La bufanda de José Luis López Vázquez
«Interpretó a galanes de pueblo, a vendedores de crecepelo, a señoritos decadentes y salidos, a travestis, a sastres rastreros y a atracadores de buen corazón»
Hacia finales de los 80 y principios de los 90, la peña iba a los cines a mansalva. Algunos rozábamos las clases de 1º de BUP con la punta de los dedos mientras jugábamos a ser malos con cigarrillos Ducados o Chester, y cogíamos algunos vespinos sin pedir permiso y sin tener carné. Solíamos entrar en cocheras de los vecinos a hurgar en la delincuencia adolescente abrigados en plumas Roc-Neige. Algunos íbamos a los combates de boxeo amateur que se organizaban en un ring instalado en el parquin del antiguo Pryca, y también, a veces, íbamos al cine.
La cartelera de la época estaba saturada de películas del cine yanqui adolescente gamberro -nuestro preferido- con títulos como «El club de los cinco», «Curso del 65», o «Porky´s contraataca». No íbamos a ver películas españolas porque, francamente, nos aburrían. Más tarde, con el paso de los años, algunos empezamos a saber distinguir el sabor de lo auténtico: fuera esto saber pedir con elegancia un Canadian Club con ginger ale en una barra, o disfrutar de cualquiera de las viejas películas de José Luis López Vázquez. Así que, como un espécimen que hiberna con la llegada del frío, me propuse ver una docena de sus películas a lo largo de toda una semana, bajo el calor de las faldillas de la mesa camilla con brasero.
Actor secundario y no, nuestro actor infatigable participó en casi 260 largometrajes, entre los que destacan «Plácido», «El Pisito», «Atraco a las Tres», «Lo verde empieza en los pirineos», «Mi querida señorita», «La escopeta Nacional», «Torrente 2» o «La Cabina» -probablemente la cima de la historia del cine de terror patrio junto a «¿Quién puede matar a un niño?» de Chicho Ibáñez Serrador-. Interpretó a galanes de pueblo, a vendedores de crecepelo, a señoritos decadentes y salidos, a travestis, a sastres rastreros y a atracadores de buen corazón. Intentó ligar con suecas, se transfiguró en jipi, en oficinista gris, en cuñado entrañable y despiadado, en seductor irrefrenable de chicas beatniks, en cornudo distinguido.

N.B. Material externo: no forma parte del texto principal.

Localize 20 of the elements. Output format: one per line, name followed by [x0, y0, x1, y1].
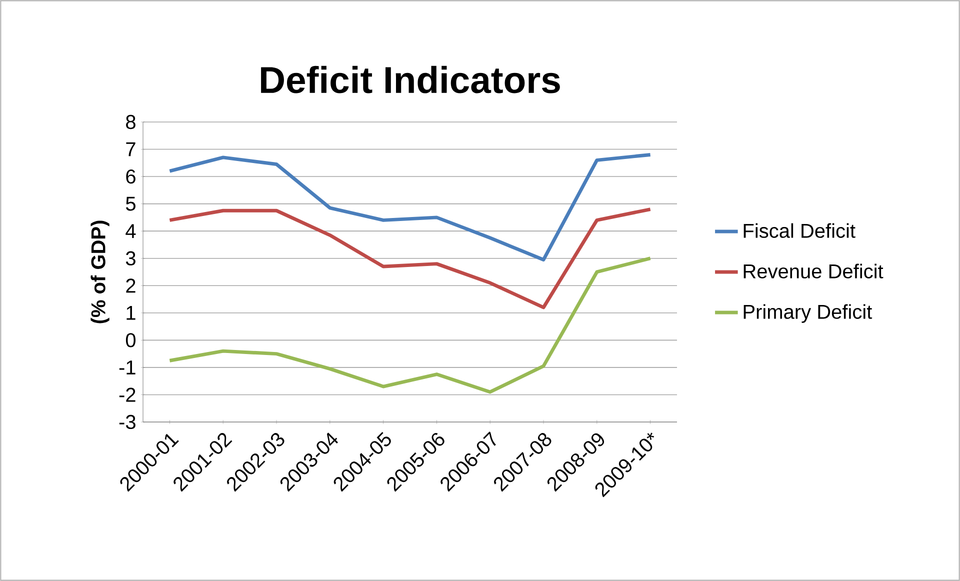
y-tick-label: 2 [126, 278, 136, 293]
y-tick-label: 5 [126, 196, 136, 211]
line-series [168, 256, 652, 394]
y-tick-label: 4 [126, 224, 136, 238]
line-series [168, 152, 652, 262]
legend-label: Primary Deficit [744, 304, 872, 323]
y-tick-label: 6 [126, 169, 136, 184]
y-tick-label: 3 [126, 251, 136, 266]
y-tick-label: 1 [126, 306, 136, 320]
legend-label: Revenue Deficit [744, 264, 884, 278]
y-axis-title: (% of GDP) [90, 220, 110, 324]
y-tick-label: 8 [126, 114, 136, 130]
legend-label: Fiscal Deficit [744, 223, 856, 238]
y-tick-label: -2 [119, 388, 136, 402]
y-tick-label: -1 [119, 360, 136, 374]
y-tick-label: -3 [119, 414, 136, 430]
y-tick-label: 7 [126, 142, 136, 156]
line-series [168, 208, 652, 310]
chart-title: Deficit Indicators [261, 66, 560, 94]
y-tick-label: 0 [126, 333, 136, 348]
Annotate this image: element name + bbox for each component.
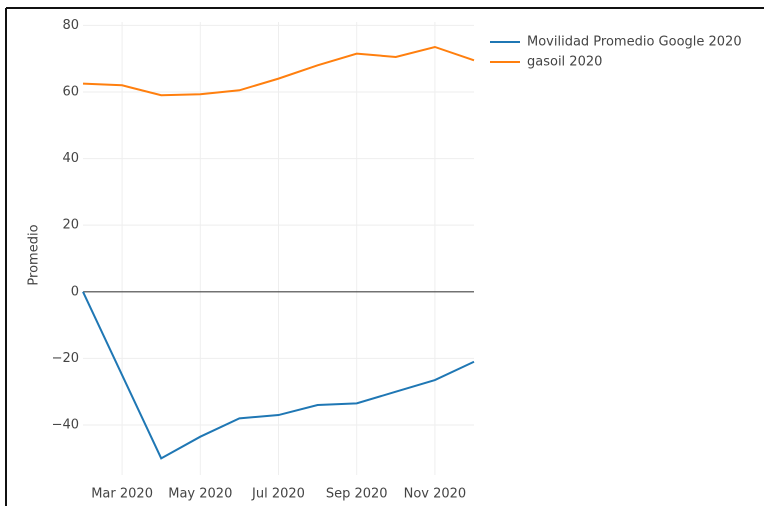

Tótem de la cultura popular española, José Luis López Vázquez fue, es y será, el nudo gordiano patrio de lo políticamente incorrecto, del vacile intergeneracional, del actual delito de odio, del posible bulo actual sistémico, del cómico irresistible, del actor dramático indefinible, de potencial víctima de las nuevas censuras que nos asolan. Definido como el «Jack Lemmon español», uno cree que el maestro Don José Luis superó con creces al bueno de Lemmon.
Nadie llevó una bufanda como los personajes de López Vázquez. Ahora que la rasca se ha instalado de un modo cómico en nuestras latitudes, aparece una amplia gama de bufandas de todo tipo y color en nuestras calles. Este particular complemento invernal indispensable en el outfit más burgués o más canalla, más proletario o más cool, puede ser de distinto diseño. Y es que no es lo mismo la bufanda grosera, ordinaria, hortera de Pedro Almodóvar, que la elegante, ligera, y garbosa de ese señor de clase media que interpretó tantas veces y magistralmente José Luis López Vázquez. Al igual que los personajes artificiales de Almodóvar -y compañía- son reflejo de una España irreal que no existe, los interpretados por nuestro actor favorito, así hayan pasado cincuenta años, son la intrahistoria de la España real. Por mucho que nuestras nuevas élites den la brasa con una supuesta «modernidad» e ingeniería social que nos despoja de nuestra identidad, todos llevamos dentro a ese señor con bigote nacido en 1922 en Madrid.
Si hay un personaje favorito interpretado por Don José Luis, ese es Fernando Galindo: el oficinista bancario de «Atraco a las tres» que pergeña y lidera un atraco junto a sus compañeros en la misma sucursal donde trabaja. El mismo que, ante la aparición de una despampanante cliente, dice aquello de: «un admirador, un esclavo, un amigo, un siervo», mientras se atusa con un peine los cuatro pelos que aún le quedan en la calva. Y si esto no es España, que baje Dios y lo vea.